= Viola Concerto (Kernis) =

2014 Viola Concerto by Aaron Jay Kernis

Aaron Jay Kernis's Viola Concerto was composed between 2013 and 2014 for the violist Paul Neubauer on a commission from the Saint Paul Chamber Orchestra, the Idyllwild Arts Academy, the Chautauqua Institution, and the Los Angeles Chamber Orchestra. Its world premiere was given by Neubauer and the Saint Paul Chamber Orchestra conducted by Roberto Abbado in Saint Paul, Minnesota, on April 24, 2014. The score is dedicated to Neubauer "with deepest admiration."

==Composition==

===Background===
The concerto was written especially for Paul Neubauer, with whom had Kernis previously collaborated on his 1993 piano quartet Still Movement with Hymn. In the score program note, Kernis wrote, "In some ways this new concerto follows up on the tone of that piece.

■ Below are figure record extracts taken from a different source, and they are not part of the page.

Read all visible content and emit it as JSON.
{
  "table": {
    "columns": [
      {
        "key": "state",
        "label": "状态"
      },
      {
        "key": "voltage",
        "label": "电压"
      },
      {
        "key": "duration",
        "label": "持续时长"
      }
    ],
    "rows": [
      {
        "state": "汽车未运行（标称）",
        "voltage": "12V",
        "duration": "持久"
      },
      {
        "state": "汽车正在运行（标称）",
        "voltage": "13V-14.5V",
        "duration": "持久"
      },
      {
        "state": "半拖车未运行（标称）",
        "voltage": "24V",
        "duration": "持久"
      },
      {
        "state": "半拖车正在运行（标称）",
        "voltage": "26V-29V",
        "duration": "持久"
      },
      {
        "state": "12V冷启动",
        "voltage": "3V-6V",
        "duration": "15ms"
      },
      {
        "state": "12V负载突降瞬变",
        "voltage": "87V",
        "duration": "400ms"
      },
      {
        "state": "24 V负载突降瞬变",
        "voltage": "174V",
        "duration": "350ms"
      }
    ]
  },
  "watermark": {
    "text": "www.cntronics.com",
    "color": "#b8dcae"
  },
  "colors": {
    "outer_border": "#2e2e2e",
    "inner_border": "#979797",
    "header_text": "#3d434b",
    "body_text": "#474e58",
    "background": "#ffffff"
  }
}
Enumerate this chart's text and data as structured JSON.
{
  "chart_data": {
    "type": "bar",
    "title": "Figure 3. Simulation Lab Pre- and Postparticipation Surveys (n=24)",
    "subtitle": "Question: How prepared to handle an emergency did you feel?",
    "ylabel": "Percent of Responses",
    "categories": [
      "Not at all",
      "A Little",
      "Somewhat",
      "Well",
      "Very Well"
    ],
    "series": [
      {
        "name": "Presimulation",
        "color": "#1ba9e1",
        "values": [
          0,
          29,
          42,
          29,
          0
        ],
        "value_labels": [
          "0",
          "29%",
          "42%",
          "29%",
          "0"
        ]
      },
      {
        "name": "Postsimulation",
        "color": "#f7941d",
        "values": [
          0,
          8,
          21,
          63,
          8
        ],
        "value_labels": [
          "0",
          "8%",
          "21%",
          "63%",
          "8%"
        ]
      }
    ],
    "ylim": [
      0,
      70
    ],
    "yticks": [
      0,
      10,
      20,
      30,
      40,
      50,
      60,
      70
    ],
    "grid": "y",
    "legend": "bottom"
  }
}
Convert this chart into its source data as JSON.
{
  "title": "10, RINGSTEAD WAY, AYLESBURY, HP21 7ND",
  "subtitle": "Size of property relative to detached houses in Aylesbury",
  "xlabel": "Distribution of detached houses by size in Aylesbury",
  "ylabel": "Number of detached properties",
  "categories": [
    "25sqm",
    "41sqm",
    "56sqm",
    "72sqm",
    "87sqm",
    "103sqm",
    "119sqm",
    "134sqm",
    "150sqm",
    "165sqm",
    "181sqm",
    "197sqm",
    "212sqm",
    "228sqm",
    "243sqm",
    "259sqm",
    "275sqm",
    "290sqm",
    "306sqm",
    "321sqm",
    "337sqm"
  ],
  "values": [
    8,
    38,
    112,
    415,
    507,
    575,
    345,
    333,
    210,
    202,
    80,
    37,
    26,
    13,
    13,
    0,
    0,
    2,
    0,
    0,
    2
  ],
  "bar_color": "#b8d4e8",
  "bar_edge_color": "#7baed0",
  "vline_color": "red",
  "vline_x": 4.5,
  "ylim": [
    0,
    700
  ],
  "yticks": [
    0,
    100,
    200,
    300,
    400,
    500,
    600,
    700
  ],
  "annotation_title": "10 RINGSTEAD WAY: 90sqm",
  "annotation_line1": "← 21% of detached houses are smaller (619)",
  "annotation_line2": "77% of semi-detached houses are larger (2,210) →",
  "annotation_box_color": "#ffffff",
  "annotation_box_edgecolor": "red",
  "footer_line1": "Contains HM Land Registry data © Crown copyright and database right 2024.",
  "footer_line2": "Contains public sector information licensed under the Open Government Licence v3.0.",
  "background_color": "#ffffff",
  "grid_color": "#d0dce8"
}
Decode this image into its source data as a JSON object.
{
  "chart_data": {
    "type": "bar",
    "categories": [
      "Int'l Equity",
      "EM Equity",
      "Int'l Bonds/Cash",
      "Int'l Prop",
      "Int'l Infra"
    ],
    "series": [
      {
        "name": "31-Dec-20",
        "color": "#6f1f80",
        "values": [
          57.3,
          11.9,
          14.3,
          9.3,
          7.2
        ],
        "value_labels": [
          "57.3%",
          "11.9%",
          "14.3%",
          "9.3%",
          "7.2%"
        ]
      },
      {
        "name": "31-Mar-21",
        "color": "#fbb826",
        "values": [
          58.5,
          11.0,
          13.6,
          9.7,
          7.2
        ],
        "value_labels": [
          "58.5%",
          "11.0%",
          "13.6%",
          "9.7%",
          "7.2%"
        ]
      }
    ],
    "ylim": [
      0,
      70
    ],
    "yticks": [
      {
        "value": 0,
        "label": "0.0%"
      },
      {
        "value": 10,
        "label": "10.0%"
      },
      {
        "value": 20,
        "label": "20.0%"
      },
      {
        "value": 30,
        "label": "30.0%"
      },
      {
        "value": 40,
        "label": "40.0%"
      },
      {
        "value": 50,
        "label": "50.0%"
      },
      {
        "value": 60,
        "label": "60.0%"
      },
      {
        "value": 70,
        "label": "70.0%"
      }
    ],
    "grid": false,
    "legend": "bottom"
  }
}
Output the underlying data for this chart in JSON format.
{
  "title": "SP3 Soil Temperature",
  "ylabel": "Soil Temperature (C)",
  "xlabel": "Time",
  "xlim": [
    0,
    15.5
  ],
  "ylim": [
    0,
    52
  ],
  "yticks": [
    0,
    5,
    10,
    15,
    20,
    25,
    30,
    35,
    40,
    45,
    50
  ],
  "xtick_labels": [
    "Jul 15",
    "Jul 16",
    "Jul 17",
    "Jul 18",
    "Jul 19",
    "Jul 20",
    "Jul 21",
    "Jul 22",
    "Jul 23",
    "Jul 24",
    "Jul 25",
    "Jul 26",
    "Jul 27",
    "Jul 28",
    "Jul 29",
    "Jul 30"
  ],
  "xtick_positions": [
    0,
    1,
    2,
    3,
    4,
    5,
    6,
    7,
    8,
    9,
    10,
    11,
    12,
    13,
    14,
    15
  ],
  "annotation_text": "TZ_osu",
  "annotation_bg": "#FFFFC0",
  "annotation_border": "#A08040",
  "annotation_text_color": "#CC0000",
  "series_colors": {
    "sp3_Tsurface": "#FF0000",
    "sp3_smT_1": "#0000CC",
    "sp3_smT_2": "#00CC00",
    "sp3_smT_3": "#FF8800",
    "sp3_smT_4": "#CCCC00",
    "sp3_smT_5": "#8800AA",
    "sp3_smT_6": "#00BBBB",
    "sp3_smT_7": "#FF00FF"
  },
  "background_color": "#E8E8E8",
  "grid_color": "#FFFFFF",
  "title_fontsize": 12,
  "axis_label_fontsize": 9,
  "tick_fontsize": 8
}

I have always been drawn to the soulful character of the viola, and have been excited to write this work from the moment Paul requested it."

===Structure===
The piece lasts about 27 minutes and is cast in three movements:

The first movement is named for a series of weaving harmonies and melodies. The second movement is named after a series of piano pieces written by Clara Schumann titled "Romanze." The final movement contains musical quotes from Clara's husband Robert Schumann's 4 Klavierstücke, Op. 32, No. 4 and the popular Yiddish folk song "Tumbalalaika," which the composer's mother sang to him as a child.

===Instrumentation===
The work is scored for solo viola and an orchestra comprising two flutes (1st doubling two anvils; 2nd doubling piccolo), two oboes, two clarinets (1st doubling E♭ clarinet; 2nd doubling bass clarinet), two bassoons (2nd doubling keyboard melodica), two horns, two trumpets (both doubling keyboard melodicas), two percussionists, and strings.

==Reception==
Reviewing the world premiere, Michael Anthony of the Star Tribune described the viola concerto as "a large three-movement work with vividly contrasting colors and carefully worked-out structures that offers the viola—as well as the orchestra—ample technical challenges along with numerous opportunities to show off the instrument's unique, dark sound. Passages of intense lyricism, especially in the movement marked 'Romance,' approach a kind of ecstasy that is one of the hallmarks of Kernis's music." He added, "Kernis has given the musical world something it needs: a viola concerto — and a good one." Mark Swed of the Los Angeles Times similarly called the piece "a traditional three-movement work for a solo instrument, but instead of a series of dramatic instances, it expresses a deep-seated goal. That goal is to explore the substance behind the Yiddish folk song 'Tumbalalaika.' It begins as a young man's simple quest for romance, which is ultimately a search for the meaning of life and death. Happiness, he must accept, is ever fleeting." He continued, "Music, here, serves as an illuminating metaphor for happiness. A song we might try to hold onto throughout our lives (as Kernis has with 'Tumbalalaika,' which was sung to him by his mother) can never be separated from its history or from the lives we lead."

==Recording==
A recording of the concerto performed by Neubauer and the Royal Northern Sinfonia conducted by Rebecca Miller was released through Signum Records on January 26, 2018.